A pungência artística deste mulato do subúrbio carioca exortou a novos caminhos nossa literatura, rompendo com a longa tradição de aforismos brejeiros que nos últimos anos afogavam, em ironia e sarcasmo, nossas letras”

What??????? “Come on”. Desculpe a brincadeira, mas achei pertinente iniciar com humor, visto que em poucas vezes li um romance estampando, de cabo a rabo, um sorriso no rosto. Para os desentendidos, deixo claro, Oswaldino e Gazeta Popolis são personagens fictícios criados pelo próprio escritor para fomentar a venda de sua obra nas paragens lusitanas.

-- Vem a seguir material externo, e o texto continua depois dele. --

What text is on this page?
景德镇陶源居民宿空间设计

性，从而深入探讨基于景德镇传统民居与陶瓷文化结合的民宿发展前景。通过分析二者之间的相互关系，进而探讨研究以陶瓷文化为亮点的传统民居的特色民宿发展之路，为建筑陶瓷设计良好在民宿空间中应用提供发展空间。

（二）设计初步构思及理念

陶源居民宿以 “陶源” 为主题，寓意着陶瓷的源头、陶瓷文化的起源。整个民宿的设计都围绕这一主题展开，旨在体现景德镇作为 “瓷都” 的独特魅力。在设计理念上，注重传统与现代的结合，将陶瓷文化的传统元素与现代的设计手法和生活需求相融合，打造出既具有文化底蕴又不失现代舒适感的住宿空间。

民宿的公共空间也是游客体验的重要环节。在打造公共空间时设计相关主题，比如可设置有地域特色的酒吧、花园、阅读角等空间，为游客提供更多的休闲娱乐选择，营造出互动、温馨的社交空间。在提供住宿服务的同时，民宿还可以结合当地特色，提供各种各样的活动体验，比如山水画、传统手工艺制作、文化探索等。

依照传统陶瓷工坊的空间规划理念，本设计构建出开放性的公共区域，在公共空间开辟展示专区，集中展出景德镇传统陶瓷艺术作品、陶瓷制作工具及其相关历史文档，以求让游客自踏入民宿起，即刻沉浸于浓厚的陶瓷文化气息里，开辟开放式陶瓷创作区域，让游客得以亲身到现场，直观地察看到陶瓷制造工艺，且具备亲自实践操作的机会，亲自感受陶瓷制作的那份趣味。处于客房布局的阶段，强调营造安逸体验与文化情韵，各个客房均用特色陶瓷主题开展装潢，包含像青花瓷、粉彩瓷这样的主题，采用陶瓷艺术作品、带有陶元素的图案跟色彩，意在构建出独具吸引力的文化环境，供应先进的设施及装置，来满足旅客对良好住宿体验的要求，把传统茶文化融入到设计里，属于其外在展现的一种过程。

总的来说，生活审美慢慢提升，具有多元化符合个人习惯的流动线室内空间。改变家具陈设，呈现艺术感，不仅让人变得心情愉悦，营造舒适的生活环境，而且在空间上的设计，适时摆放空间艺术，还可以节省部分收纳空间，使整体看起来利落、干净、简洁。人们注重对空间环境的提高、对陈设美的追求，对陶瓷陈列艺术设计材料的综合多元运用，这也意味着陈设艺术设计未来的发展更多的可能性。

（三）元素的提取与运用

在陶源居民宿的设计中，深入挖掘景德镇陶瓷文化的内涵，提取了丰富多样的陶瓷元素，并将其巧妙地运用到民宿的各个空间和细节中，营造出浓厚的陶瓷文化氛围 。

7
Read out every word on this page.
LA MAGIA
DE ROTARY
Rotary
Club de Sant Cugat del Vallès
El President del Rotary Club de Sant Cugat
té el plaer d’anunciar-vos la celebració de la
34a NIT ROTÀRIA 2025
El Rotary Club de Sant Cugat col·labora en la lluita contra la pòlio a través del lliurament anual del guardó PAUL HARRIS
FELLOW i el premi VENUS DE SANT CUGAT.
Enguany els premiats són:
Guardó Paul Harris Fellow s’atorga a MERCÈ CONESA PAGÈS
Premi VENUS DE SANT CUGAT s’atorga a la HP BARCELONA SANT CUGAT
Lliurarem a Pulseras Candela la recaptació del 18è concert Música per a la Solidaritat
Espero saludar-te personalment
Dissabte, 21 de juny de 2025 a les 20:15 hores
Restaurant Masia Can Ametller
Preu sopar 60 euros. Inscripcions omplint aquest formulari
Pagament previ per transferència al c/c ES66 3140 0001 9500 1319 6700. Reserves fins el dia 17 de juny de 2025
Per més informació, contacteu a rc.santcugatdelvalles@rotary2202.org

Mas tarde este imaginário jornalista teve a honra de ser homenageado com um romance inteirinho dedicado às suas aventuras, intitulado “Recordações do literato Oswaldino Vieira”. Devido a excentricidade, o livro, narrado em Tupi-guarani, com diálogos em português, e passagens em alemão, turco e albanês, teve um acachapante fracasso nas vendas, chegou a ser recolhido pela editora Fragata Beneditina, que não vendo utilidade aos poucos volumes publicados mandou destruí-los. O manuscrito original do romance foi preservado pela família de Lima Barreto, no entanto, as grandes falhas linguísticas presentes nas partes escritas em albanês fez com que Barretinho, neto do escritor e amante da cultura do leste europeu, proibisse a edição do romance, e até hoje “Recordações do literato Oswaldino Vieira” figura como um grande mistério, tendo alimentado a imaginação dos apaixonados por literatura. Em 1983 uma invasão de domicílio à casa da família Barreto chamou a atenção do meio literário. Paulinho da Fonsceca, vulgo Quaresminha, justificou o delito afirmando que procurava o manuscrito do absconso romance de Lima Barreto, dizendo constituir-se em crime de “lesa a humanidade” a proibição da publicação desta obra.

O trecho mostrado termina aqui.